A blog for individuals and product manufacturers who are interested in South Carolina products liability law. My goal is to provide current information on trends in products liability law in the Palmetto State.
South Carolina's Tort Reform Statute Became Effective January 1, 2012
This post is about 40 days late, and I meant to post it earlier. However, between discussing food liability over the holidays and getting busy, it went by the wayside.
South Carolina's tort reform statute became effective on January 1, 2012. From reviewing my Google Analytics daily report, there is a great deal of interest in what the statute means to South Carolina litigation in the future. There have been quite a few keyword searches about tort reform that brought readers to my blog.
In a nutshell, here is what the Act changes about South Carolina litigation:
A claim for punitive damages has to be specifically prayed for in the Complaint. It does not have to be a specific amount, but the plaintiff has to plead them as part of the relief being sought. S.C. Code § 15-32-510.
If requested by a defendant, all actions involving punitive damages must be conducted in a bifurcated trial before the same jury. The first stage of the trial is limited to assessment of liability, and punitive damages evidence is not admissible at this stage. Punitive damages can be considered if nominal or compensatory damages are awarded in the first stage. In the second stage, punitive damages may be awarded only if the plaintiff proves willful, wanton, or reckless conduct by the defendant by clear and convincing evidence. There is a long list of factors that the jury can consider in determining the amount of punitive damages. If punitive damages are awarded, the trial court reviews the award to ensure it is not excessive. In a case with multiple defendants, a punitive damages award must be specific to each defendant, and the defendant is only liable for that amount. See generallyS.C. Code § 15-32-520, and see subsection (E) for the list of factors considered (e.g., degree of culpability, severity of harm, etc.).

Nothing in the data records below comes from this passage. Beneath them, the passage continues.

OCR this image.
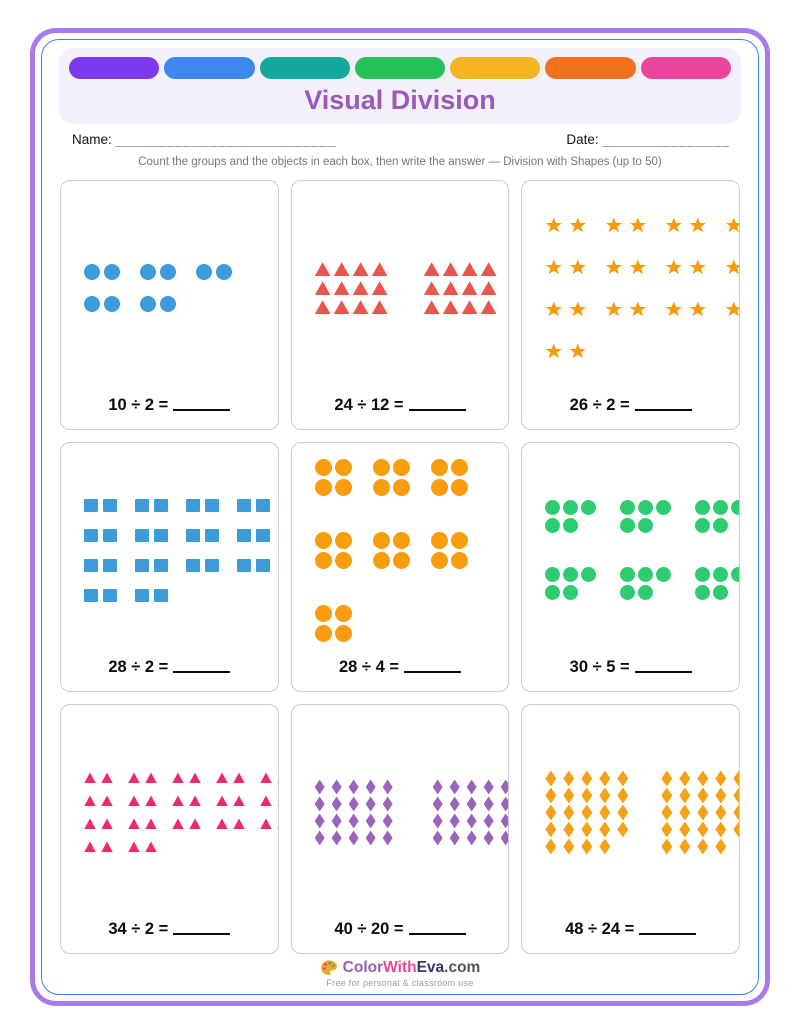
Visual Division
Name: __________________________	Date: _______________
Count the groups and the objects in each box, then write the answer — Division with Shapes (up to 50)
10 ÷ 2 =	24 ÷ 12 =	26 ÷ 2 =
28 ÷ 2 =	28 ÷ 4 =	30 ÷ 5 =
34 ÷ 2 =	40 ÷ 20 =	48 ÷ 24 =
ColorWithEva.com
Free for personal & classroom use
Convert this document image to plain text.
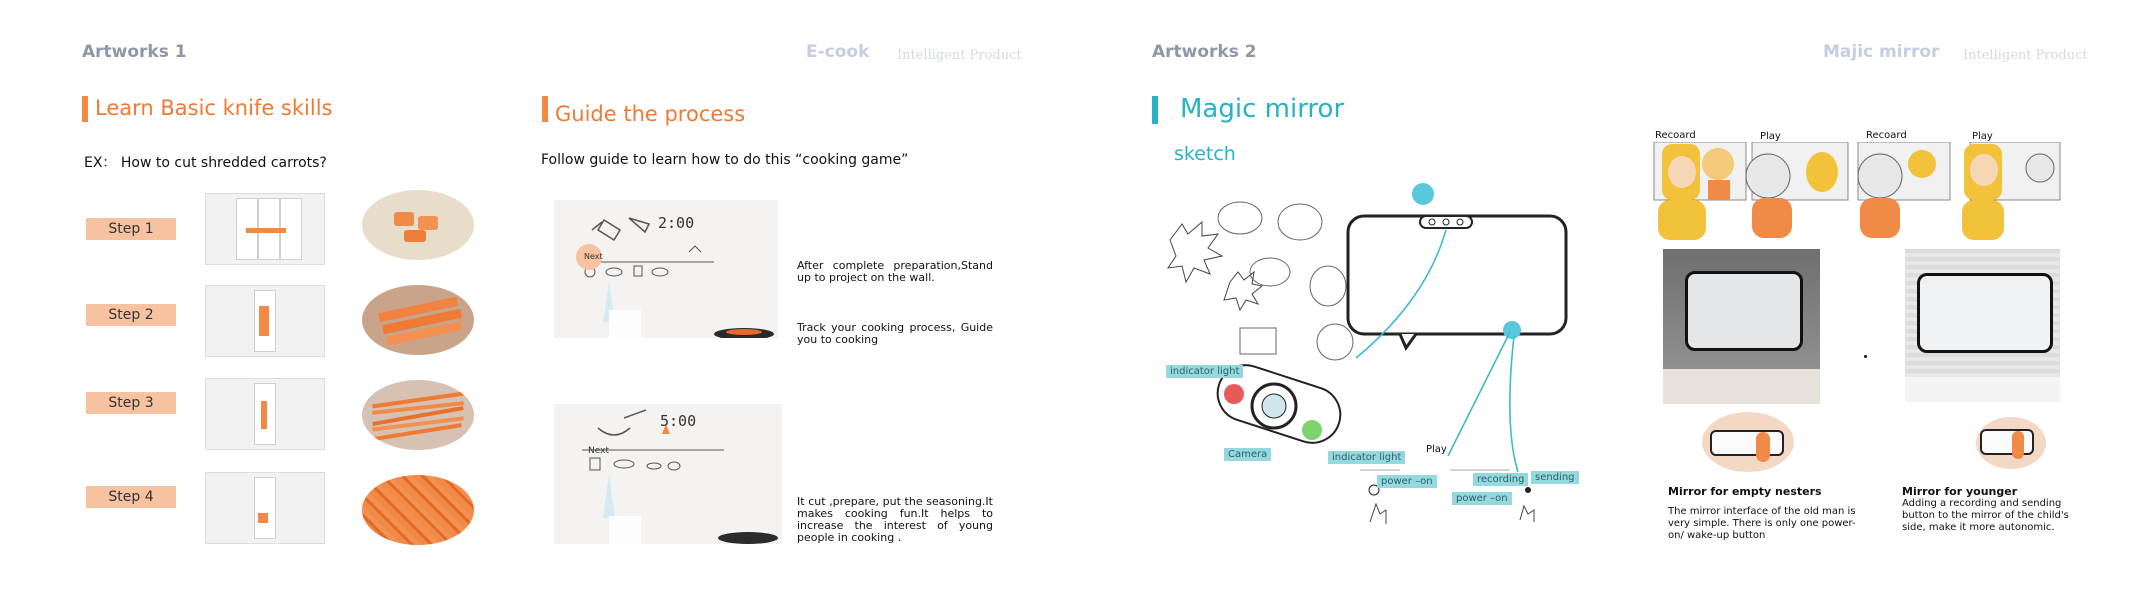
Artworks 1	E-cook Intelligent Product
Learn Basic knife skills
EX： How to cut shredded carrots?
Step 1
Step 2
Step 3
Step 4
Guide the process
Follow guide to learn how to do this “cooking game”
Next
2:00
Next
5:00
After complete preparation,Stand up to project on the wall.
Track your cooking process, Guide you to cooking
It cut ,prepare, put the seasoning.It makes cooking fun.It helps to increase the interest of young people in cooking .
Artworks 2	Majic mirror Intelligent Product
Magic mirror
sketch
indicator light
Camera	indicator light
Play
power –on
power –on
recording	sending
Recoard	Play	Recoard	Play
Mirror for empty nesters
The mirror interface of the old man is very simple. There is only one power-on/ wake-up button
Mirror for younger
Adding a recording and sending button to the mirror of the child's side, make it more autonomic.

S.C. Code § 15-32-530 sets forth the caps on punitive damages. Generally, punitive damages may not exceed the greater of three times the amount of compensatory damages awarded to each claimant, or $500,000. This limit cannot be disclosed to the jury. If the amount returned is greater than the cap, then the trial court has to assess whether the wrongful conduct was motivated primarily by unreasonable financial gain and was known by a policy decision-maker or whether the defendant's actions could subject the defendant to conviction of a felony and the conduct and was the proximate cause of plaintiff's damages. If so, then the "cap" becomes four times the compensatory damages or $2 million, whichever is greater. If not, then the amount is reduced to the initial cap (three times compensatory damages or $500,000).However, as Billy Mays once said, "But wait, there's more!" That's not the end of the loopholes in the "cap." If the trial court determines (1) there was an intent to harm by the defendant, and harm in fact, (2) the defendant pled guilty to or has been convicted of a felony concerning the same act or course of conduct that proximately caused plaintiff's injury, or (3) the defendant's actions were while under the influence of some sort of drug or alcohol....then "POOF"...the cap goes away. The State Budget and Control Board can adjust these limits each year to factor in changes to the Consumer Price Index. Finally, remedies under the South Carolina Tort Claims Act are exempt from this article. If you really want to understand how all of this works, read S.C. Code § 15-32-530 in its entirety.
A circuit solicitor can now employ outside counsel without the approval of the Attorney General for civil forfeiture proceedings arising from criminal activity or from estreatment of bail bonds. Other matters require written approval by the Attorney General. S.C. Code § 1-7-750.
There are some new provisions about automobile insurers providing coverage information upon request from a claimant. My colleague Jack Griffeth blogged about this portion of the law at the South Carolina Insurance Law Blog, and you can find his post here. The statute can be found at S.C. Code § 38-77-250.
I do not do construction law, but if you do, you need to check out S.C. Code § 15-3-670. In it, you will find there are some limitations on actions based on unsafe or defective improvements to real property, evidence of fraud, negligence, gross negligence, or recklessness. The statute also takes away the eight year statute of limitations in cases of personal injury or death.
Finally, S.C. Code § 18-9-130(A)(1) is amended to include some new limitations on appeal bonds. In short, the execution of a judgment is not stayed pending appeal unless the presiding judge grants a stay of execution. Furthermore, if a stay is granted and a bond is required, the bond should not exceed the amount of judgment or (a) $25 million, whichever is less, for a business with greater than 50 employees and $5 million in gross revenue for the previous tax year, or (b) $1 million, whichever is less, for all other entities or individuals.
Those are all of the statutes implicated by the Act. It will be interesting to see how they affect the administration of trials in South Carolina.